Clare Day (29), was first admitted to Bristol Royal Infirmary in December 2009 with symptoms of a tight chest, vomiting, headaches, breathing difficulties and regular fainting. She was assured that it was a minor illness and released, despite the fact that an X-ray showed a shadow on her lung.
However, her condition continued to deteriorate. She returned to hospital but was repeatedly sent home with a minor diagnosis.
In April 2010, five months and several hospital admissions after Ms Day had first complained about her symptoms, doctors realised the seriousness of her condition.

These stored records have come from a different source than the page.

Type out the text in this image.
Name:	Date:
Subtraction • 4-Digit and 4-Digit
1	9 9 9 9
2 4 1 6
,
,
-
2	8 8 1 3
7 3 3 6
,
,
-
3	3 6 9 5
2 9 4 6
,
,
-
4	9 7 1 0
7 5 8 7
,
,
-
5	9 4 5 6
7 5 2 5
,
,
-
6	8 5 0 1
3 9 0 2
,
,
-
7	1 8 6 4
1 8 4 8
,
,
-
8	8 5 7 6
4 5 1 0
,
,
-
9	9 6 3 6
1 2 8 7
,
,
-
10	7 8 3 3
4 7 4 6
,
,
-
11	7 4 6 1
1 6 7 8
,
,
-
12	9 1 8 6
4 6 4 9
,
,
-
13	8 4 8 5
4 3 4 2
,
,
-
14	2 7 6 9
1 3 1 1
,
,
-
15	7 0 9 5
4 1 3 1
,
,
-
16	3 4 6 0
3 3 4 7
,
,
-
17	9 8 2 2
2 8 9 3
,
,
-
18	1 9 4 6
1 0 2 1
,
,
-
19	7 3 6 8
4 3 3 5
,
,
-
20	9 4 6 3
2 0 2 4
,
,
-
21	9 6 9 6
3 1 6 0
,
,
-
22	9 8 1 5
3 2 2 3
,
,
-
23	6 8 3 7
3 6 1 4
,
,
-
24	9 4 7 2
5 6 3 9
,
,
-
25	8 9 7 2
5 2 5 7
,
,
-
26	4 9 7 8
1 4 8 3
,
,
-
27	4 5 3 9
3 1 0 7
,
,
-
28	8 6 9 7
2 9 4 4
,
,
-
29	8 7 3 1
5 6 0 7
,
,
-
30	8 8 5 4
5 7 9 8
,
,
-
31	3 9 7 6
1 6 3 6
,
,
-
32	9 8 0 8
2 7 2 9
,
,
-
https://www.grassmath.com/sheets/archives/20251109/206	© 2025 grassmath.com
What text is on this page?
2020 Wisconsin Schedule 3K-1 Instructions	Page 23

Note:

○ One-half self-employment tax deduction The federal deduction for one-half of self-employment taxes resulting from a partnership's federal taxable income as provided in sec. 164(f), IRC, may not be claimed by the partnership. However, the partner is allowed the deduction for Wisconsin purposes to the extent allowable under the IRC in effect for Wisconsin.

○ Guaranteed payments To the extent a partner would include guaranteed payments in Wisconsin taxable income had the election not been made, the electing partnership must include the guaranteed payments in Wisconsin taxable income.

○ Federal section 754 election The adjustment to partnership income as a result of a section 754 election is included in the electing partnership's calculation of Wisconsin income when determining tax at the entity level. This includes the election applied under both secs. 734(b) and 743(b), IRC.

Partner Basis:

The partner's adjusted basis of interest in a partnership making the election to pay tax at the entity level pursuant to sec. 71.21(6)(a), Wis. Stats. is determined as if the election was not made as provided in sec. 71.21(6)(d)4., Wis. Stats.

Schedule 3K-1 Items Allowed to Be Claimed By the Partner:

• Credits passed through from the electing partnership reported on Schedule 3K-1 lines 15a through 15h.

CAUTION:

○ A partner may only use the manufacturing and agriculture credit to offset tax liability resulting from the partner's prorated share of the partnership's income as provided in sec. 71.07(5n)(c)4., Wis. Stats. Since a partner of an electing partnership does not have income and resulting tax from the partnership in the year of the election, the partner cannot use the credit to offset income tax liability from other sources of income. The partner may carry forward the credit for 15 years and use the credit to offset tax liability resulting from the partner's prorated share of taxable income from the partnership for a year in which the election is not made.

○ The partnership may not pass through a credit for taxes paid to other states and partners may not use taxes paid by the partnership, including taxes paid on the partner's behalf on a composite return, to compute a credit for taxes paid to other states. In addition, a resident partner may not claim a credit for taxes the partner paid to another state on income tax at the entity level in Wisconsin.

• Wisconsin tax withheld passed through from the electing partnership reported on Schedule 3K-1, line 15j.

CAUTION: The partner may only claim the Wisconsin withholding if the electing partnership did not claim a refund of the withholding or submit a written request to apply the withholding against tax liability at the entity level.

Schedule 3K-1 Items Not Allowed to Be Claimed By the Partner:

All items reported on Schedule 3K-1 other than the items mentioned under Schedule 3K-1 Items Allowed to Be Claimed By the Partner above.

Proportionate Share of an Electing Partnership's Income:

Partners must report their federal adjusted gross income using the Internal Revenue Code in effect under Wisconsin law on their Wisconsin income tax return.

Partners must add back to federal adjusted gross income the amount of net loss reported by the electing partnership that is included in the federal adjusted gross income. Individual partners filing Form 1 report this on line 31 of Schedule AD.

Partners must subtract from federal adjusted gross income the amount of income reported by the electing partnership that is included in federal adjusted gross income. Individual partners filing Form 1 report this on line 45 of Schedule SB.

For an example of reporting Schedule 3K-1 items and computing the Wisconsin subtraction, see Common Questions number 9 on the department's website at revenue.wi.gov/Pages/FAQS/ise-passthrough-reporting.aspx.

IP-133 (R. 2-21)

An emergency scan showed that she was suffering from an unusual form of meningitis, called tuberculosis meningitis. However, it was too late. Her body had started to shut down owing to a lack of oxygen, resulting in permanent brain damage. The doctors had to fit a shunt in her head to help decompress the brain from the fluid that had surrounded Ms Day’s spinal cord and brain.
Ms Day’s ability to process information is now significantly impaired, and she needs 24/7 care. She is unable to attend to her own needs or to the needs of her son, whose upbringing is left to Ms Day’s mother, Elaine Nikolovski.
After a lengthy legal battle, Ms Day was finally awarded a six-figure compensation payment by the hospital trust in order to cover the costs of her future care, which will be highly demanding. The trust admitted having missed opportunities to identify the disease and to treat it. Had Ms Day’s illness been diagnosed earlier, proper care and treatment could have been administered, and her quality of life would most likely be very different now.